One of the things that I really need to improve upon in my photographs is relationships. I came back from Nepal and picking out my favourite photographs I realised most of them were portraits. Though there’s not necessarily anything wrong with this, it’s the relationships in photographs (usually) between human beings that can really tell the story. This photo for me sums up what I saw of Lalgadh Leprosy Services Centre. Ram Ishwor was only 14 when this was taken. His body had been reacting to the Multi-Drug Therapy that kills the leprosy bacterium hence the very swollen cheeks. As a result he was also incredibly weak and confined to a bed for a few weeks. He is one of LLSC’s long-term residents and just three weeks previously he had been bouncing around the place with a giant grin, continually poking me to take ‘just one snap’ of him.
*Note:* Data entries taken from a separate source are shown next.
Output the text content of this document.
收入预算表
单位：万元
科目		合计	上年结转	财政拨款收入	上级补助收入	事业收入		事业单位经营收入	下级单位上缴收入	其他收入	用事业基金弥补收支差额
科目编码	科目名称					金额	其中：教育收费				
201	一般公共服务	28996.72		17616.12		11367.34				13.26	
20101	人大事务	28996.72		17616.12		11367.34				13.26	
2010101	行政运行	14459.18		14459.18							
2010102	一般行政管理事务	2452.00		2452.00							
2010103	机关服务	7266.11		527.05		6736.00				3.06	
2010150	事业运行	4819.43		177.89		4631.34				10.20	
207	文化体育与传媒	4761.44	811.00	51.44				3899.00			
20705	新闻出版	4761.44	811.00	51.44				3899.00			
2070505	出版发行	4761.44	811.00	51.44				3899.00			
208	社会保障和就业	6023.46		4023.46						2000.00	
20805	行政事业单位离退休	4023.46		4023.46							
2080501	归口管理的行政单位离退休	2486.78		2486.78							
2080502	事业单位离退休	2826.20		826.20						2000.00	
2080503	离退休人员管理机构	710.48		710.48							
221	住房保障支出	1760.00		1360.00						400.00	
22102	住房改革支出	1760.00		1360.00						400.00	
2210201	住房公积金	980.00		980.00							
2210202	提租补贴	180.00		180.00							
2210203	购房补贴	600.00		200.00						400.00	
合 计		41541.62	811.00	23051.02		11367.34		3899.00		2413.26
Dr. Graeme Clugston is the man reaching over touching his head (the nurse touching his leg is Graeme’s wife, Meena). He’s in fact not one of the resident doctors, but instead works in the administrative section of LLSC. However none of the other doctors were available for rounds that day so he stepped in place. I think the staff’s fondness for Ram shows through in the photo and certainly reflects the feelings I had about Ram in the few weeks I’d got used to him.

St. Chad’s Day 2008


Chase on Chad's Day

This is one of my favourites of the photos I took at University. St. Chad’s Day is the annual college day of activities and merriment where everyone dresses up in green (the college colour). It start usually quite early in the day (wake-up at 7.30 has been known) with a pimms reception. Part of the morning activities include college invasions where by tradition the majority of Chadsians assemble outside other colleges (Hatfield, Castle, St. Johns and Cuths) and demand entrance which is immediately denied by the college president. This naturally prompts the green mass of students to burst through the uncooperative colleges gates and invade it in order to make it known that today is the feast of St. Chad. Unsurpringly with students this often gets out of hand, and this particular moment captures a rebellious Hatfielder (still wearing his DJ from the previous nights Hatfield Day celebrations) who stole a Chadsians bucket (helmet – part of his green Knight costume) being chased by a Chadsman in a green caveman get-up. It was one of those times where you have a split-second to react but instantly know you’ve caught the moment.